An arthroscopy is a type of keyhole surgery used to diagnose and treat problems with joints.
It's most often used on the knees, ankles, shoulders, elbows, wrists and hips.
The equipment used during an arthroscopy is very small, so only small cuts in the skin are needed.
This means it has some advantages over traditional, 'open' surgery, including:
- less pain after the operation
- faster healing time
- lower risk of infection
- often go home the same day
- quicker return to normal activities
When an arthroscopy is used
An arthroscopy is used to assess joint damage. You may need an arthroscopy if you have persistent joint pain, swelling or stiffness. They're used when scans have not been able to identify the cause.
The procedure can also treat a range of joint problems and conditions, including:
- repairing damaged cartilage
- removing fragments of loose bone or cartilage
- draining away excess fluid
- treating arthritis, frozen shoulder, carpal tunnel syndrome or temporomandibular disorder (TMD)
Having an arthroscopy
Preparation for surgery
Before having an arthroscopy, you may get an appointment for a pre-admission clinic.
At your appointment, you'll have a health assessment to check you're ready for surgery.
The surgical team will explain the benefits and risks associated with an arthroscopy.
You'll also get information about:
- eating and drinking on the day of surgery
- whether to stop or start any medications
- how long recovery will take
- if you'll need to do rehabilitation exercises after surgery
An arthroscopy is usually done under general anaesthetic. Sometimes a spinal or local anaesthetic is used instead. Your anaesthetist will explain which type of anaesthetic is best for you.

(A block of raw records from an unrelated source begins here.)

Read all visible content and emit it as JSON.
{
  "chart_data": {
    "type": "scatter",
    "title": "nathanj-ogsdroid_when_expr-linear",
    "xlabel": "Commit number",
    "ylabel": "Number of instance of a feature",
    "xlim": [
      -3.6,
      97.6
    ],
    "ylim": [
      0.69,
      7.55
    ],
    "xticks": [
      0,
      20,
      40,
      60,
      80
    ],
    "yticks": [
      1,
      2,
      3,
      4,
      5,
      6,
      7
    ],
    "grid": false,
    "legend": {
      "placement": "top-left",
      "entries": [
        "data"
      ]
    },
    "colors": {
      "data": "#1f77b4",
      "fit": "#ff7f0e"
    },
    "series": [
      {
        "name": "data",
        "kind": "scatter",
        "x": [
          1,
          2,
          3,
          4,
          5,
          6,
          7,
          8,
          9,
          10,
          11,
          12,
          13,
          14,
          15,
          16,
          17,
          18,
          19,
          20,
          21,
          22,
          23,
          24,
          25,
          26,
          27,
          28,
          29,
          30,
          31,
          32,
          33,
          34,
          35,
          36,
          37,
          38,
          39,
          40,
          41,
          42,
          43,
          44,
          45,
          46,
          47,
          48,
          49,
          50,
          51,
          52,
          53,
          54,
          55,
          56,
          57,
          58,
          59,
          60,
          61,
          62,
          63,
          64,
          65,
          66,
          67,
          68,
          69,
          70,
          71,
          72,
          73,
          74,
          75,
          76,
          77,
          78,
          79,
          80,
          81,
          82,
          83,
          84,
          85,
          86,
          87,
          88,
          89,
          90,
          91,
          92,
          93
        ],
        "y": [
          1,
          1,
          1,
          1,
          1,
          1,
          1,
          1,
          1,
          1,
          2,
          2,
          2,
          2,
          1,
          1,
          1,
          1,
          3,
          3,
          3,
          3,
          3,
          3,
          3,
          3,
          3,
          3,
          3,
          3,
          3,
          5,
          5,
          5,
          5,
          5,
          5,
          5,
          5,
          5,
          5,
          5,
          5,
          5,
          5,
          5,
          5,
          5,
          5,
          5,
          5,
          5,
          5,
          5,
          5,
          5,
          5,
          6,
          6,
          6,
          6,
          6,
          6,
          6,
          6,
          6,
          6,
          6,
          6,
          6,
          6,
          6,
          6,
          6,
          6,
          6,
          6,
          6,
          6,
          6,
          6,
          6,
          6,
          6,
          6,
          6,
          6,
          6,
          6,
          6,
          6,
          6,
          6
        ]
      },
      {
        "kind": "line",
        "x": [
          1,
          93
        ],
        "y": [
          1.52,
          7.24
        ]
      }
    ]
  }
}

The skin over the affected joint is cleaned with antibacterial fluid. Then the surgeon will make a small cut in the skin next to the joint. This is so that they can insert an arthroscope. This is a thin, metal tube with a light and camera at one end.
The arthroscope sends images to a video screen or eyepiece. This allows the surgeon to see inside your joint.
Extra incisions are made to insert other tiny surgical instruments. Your surgeon can then remove unwanted tissue or repair any damaged areas. The joint is sometimes also filled with a sterile fluid to expand it and make it easier for the surgeon to view.
After the procedure
The arthroscope and any attachments are removed after the procedure. Excess fluid from the joint is also removed. The incisions are usually closed using special tape or stitches. Then they're covered with a sterile dressing.
An arthroscopy usually takes between 30 minutes and 2 hours. You'll either be able to go home on the same day as the surgery or the following morning.
You should not drive on the day of your surgery.
Risks of an arthroscopy
An arthroscopy is generally a safe procedure. But like all types of surgery, there are some risks.
It's normal to experience swelling, bruising, stiffness and discomfort after an arthroscopy. These will usually improve during the days and weeks following the procedure.
More serious problems are much less common, occurring in less than 1 in 100 cases. They include:
- a blood clot in one of the limbs known as deep vein thrombosis (DVT) - this can cause pain and swelling
- infection inside the joint (septic arthritis) - can cause fever, pain and swelling in the joint
- bleeding inside the joint - which often causes severe pain and swelling
- damage to the nerves near the joint - which can cause temporary or permanent numbness and some loss of sensation
Speak to your surgeon about the risks before agreeing to have an arthroscopy.
Recovering from an arthroscopy
The time to recover from an arthroscopy depends on the procedure you had. It's often possible to return to work and light, physical activities within a few weeks. More demanding physical activities may not be possible for several months. For example, lifting and sports.
Your surgeon or care team will let you know how long it's likely to take to recover and what activities you can do.
Contact your GP or surgical team for advice if you think you may have developed a complication.